II. L'incontro si tiene secondo l'appuntamento.
1. Aronne assiste Dio mediante sacrificio, offrendo un sacrificio per il peccato e un olocausto per se stesso (Levitico 9:8-14), e poi le offerte per il popolo, che ha benedetto nel nome del Signore, Levitico 9:15-22.
2. Dio significa la sua accettazione,
(1.) Delle loro persone, mostrando loro la sua gloria, Levitico 9:23.
(2.) Dei loro sacrifici, consumandoli con il fuoco dal cielo, Levitico 9:24.
Ver. 1. fino alla Ver. 7.
Qui si ordina un'altra solennità l'ottavo giorno, perché i sacerdoti appena ordinati furono messi al lavoro subito dopo che i giorni della loro consacrazione furono terminati, per far loro sapere che non erano stati ordinati per essere oziosi. Chi desidera l'ufficio di vescovo desidera un'opera buona, che deve essere guardata con desiderio, più dell'onore e del beneficio. I sacerdoti non avevano nemmeno un giorno di tregua dal servizio concesso loro, per potersi distrarre e ricevere i complimenti dei loro amici per la loro elevazione, ma furono occupati alacremente il giorno dopo; perché la loro consacrazione era la sazietà delle loro mani. I sacerdoti spirituali di Dio hanno un lavoro costante ritagliato per loro, che il dovere di ogni giorno richiede; e coloro che vogliono rinunciare al loro conto con gioia devono riscattare il tempo; vedi Ezechiele 43:26-27. Ora
1. Mosè eleva la loro attesa di un'apparizione gloriosa di Dio per loro in questo giorno (Levitico 9:4):
"Oggi il Signore apparirà a voi che siete i sacerdoti".
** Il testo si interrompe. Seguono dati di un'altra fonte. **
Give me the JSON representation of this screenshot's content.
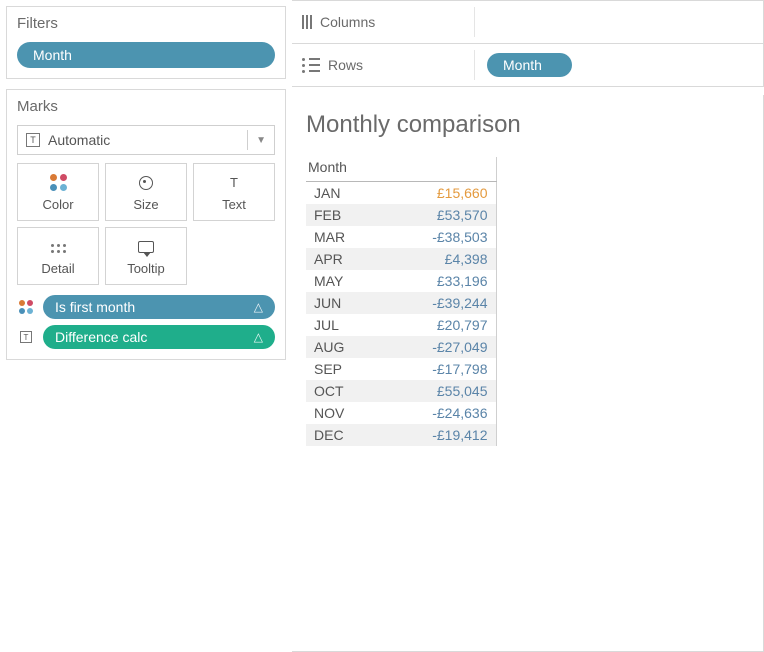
{
  "filters": {
    "title": "Filters",
    "pill_label": "Month"
  },
  "marks": {
    "title": "Marks",
    "dropdown_label": "Automatic",
    "buttons": {
      "color": "Color",
      "size": "Size",
      "text": "Text",
      "detail": "Detail",
      "tooltip": "Tooltip"
    },
    "pills": [
      {
        "label": "Is first month",
        "color": "blue",
        "icon": "color"
      },
      {
        "label": "Difference calc",
        "color": "green",
        "icon": "text"
      }
    ]
  },
  "shelves": {
    "columns_label": "Columns",
    "rows_label": "Rows",
    "rows_pill": "Month"
  },
  "viz": {
    "title": "Monthly comparison",
    "column_header": "Month",
    "rows": [
      {
        "month": "JAN",
        "value": "£15,660",
        "first": true
      },
      {
        "month": "FEB",
        "value": "£53,570",
        "first": false
      },
      {
        "month": "MAR",
        "value": "-£38,503",
        "first": false
      },
      {
        "month": "APR",
        "value": "£4,398",
        "first": false
      },
      {
        "month": "MAY",
        "value": "£33,196",
        "first": false
      },
      {
        "month": "JUN",
        "value": "-£39,244",
        "first": false
      },
      {
        "month": "JUL",
        "value": "£20,797",
        "first": false
      },
      {
        "month": "AUG",
        "value": "-£27,049",
        "first": false
      },
      {
        "month": "SEP",
        "value": "-£17,798",
        "first": false
      },
      {
        "month": "OCT",
        "value": "£55,045",
        "first": false
      },
      {
        "month": "NOV",
        "value": "-£24,636",
        "first": false
      },
      {
        "month": "DEC",
        "value": "-£19,412",
        "first": false
      }
    ]
  }
}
E quando tutta l'assemblea si sarà radunata e si presenterà davanti al Signore, egli disse loro (Levitico 9:6): La gloria del Signore apparirà a voi. Sebbene avessero abbastanza ragione per credere all'accettazione da parte di Dio di tutto ciò che avevano fatto secondo il suo incarico, sulla base della generale certezza che abbiamo che egli è il ricompensatore di coloro che diligentemente lo cercano (anche se non ne avesse dato loro alcun segno sensato), tuttavia che, se possibile, essi e i loro potrebbero essere efficacemente obbligati al servizio e all'adorazione di Dio, e non si volgesse mai agli idoli, la gloria di Dio apparve loro e riconobbe visibilmente ciò che avevano fatto. Non dobbiamo ora aspettarci tali apparizioni; noi cristiani camminiamo più per fede e meno per vista di loro. Ma possiamo essere certi che Dio si avvicina a coloro che si avvicinano a lui, e che le offerte della fede sono realmente accettevoli per lui, sebbene, essendo i sacrifici spirituali, i segni dell'accettazione siano, come è giusto che siano, spirituali allo stesso modo. A coloro che sono debitamente consacrati a Dio egli si manifesterà senza dubbio.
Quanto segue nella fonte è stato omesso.